Kelly invents a new word for his book, and I think it’s a useful one. “Technium” (which he’s been using on his own blog of the same name for years) designates, “the greater, massively interconnected system of technology vibrating around us.” He further explains that, “the essential quality of the technium [is]: this idea of a self-reinforcing system of creation.” The technium thus not only encompasses all of our gadgets, tools, software languages, and other inventions, but it also includes the interactions between those elements and how they can influence one another. As I read through the book, I usually thought of technium as kind of a companion term to “biosphere”, with similar implications. I think it’s a great term, and if everyone I knew had read this book or at least learned the word, I’d find frequent use for it my day to day conversation and writing. I hope it catches on.
One of Kelly’s central arguments about the technium is that it has built into it an innate direction and that many of the kinds of technology that develop are inevitable. It might not be inevitable that a certain person invents a certain thing at this time and place, but rather that the way the technium fits together ensures certain evolutions over time. He cites as evidence the not uncommon occurrence of multiple people “inventing” something like radio or the light bulb separately. Kelly places the evolution of the technium within the context of overall evolution, and repeatedly makes the assertion that technology is just an extension of life, and therefore so is its evolution. I agree as far as this goes, but where I and many others might differ is on the nature of how evolution works. Kelly seizes upon a minority opinion in modern evolutionary theory that ascribes a directionality and underlying structure to evolution. Kelly maintains, for example, that humans or something very much like us was an inevitable result of evolution.
Many esteemed biologists (like Stephen J Gould or Jerry Coyne) would probably disagree, and I don’t think the evidence he marshals here supports his case. Unfortunately, this conceit of a teleological force is one of the book’s central points, and it was here that the book fell flat for me. Probably because it’s so important, Kelly spends more pages than I appreciated defending this hypothesis, often in ways that threaten to become repetitive. Especially towards the end, I found the book dragging.
Where What Technology Wants triumphs, however, is in its thoughtful and carefully argued defense of technology as a whole. Kelly clearly states his position that, while he admires and studies technology, he’s not prone to loving it thoughtlessly or embracing its hottest and most popular trends.
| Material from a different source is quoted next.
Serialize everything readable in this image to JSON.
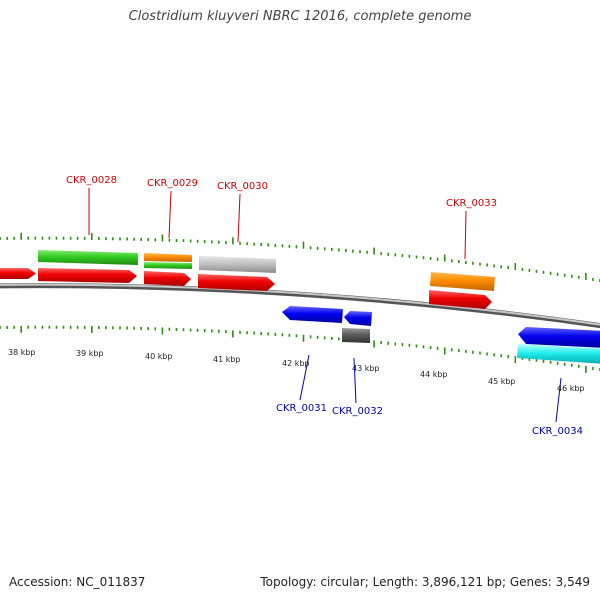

He’s cautious about adopting any new technology (something he admires about the Amish), and says he tends to want the least amount of gadgets in his life that will maximize the advantages they can bring him and his family. For him, this is the essence of technology’s power and innate virtue: it constantly increases choice. The technium has produced plenty of negatives, but it has also opened vast vistas of better options and more opportunities for most people on the planet.
I found Kelly’s arguments for choice incredibly compelling, even while his case for directionality failed to sway me. You might well draw the opposite conclusion. You might agree or disagree entirely. The only way to find out is to read the book, and if it’s a subject that interests you in the least, I recommend you give it a try. You might find yourself smiling in agreement or scowling in frustration on multiple occasions, but hey, that’s exactly what a philosophical treatise should do: make us think.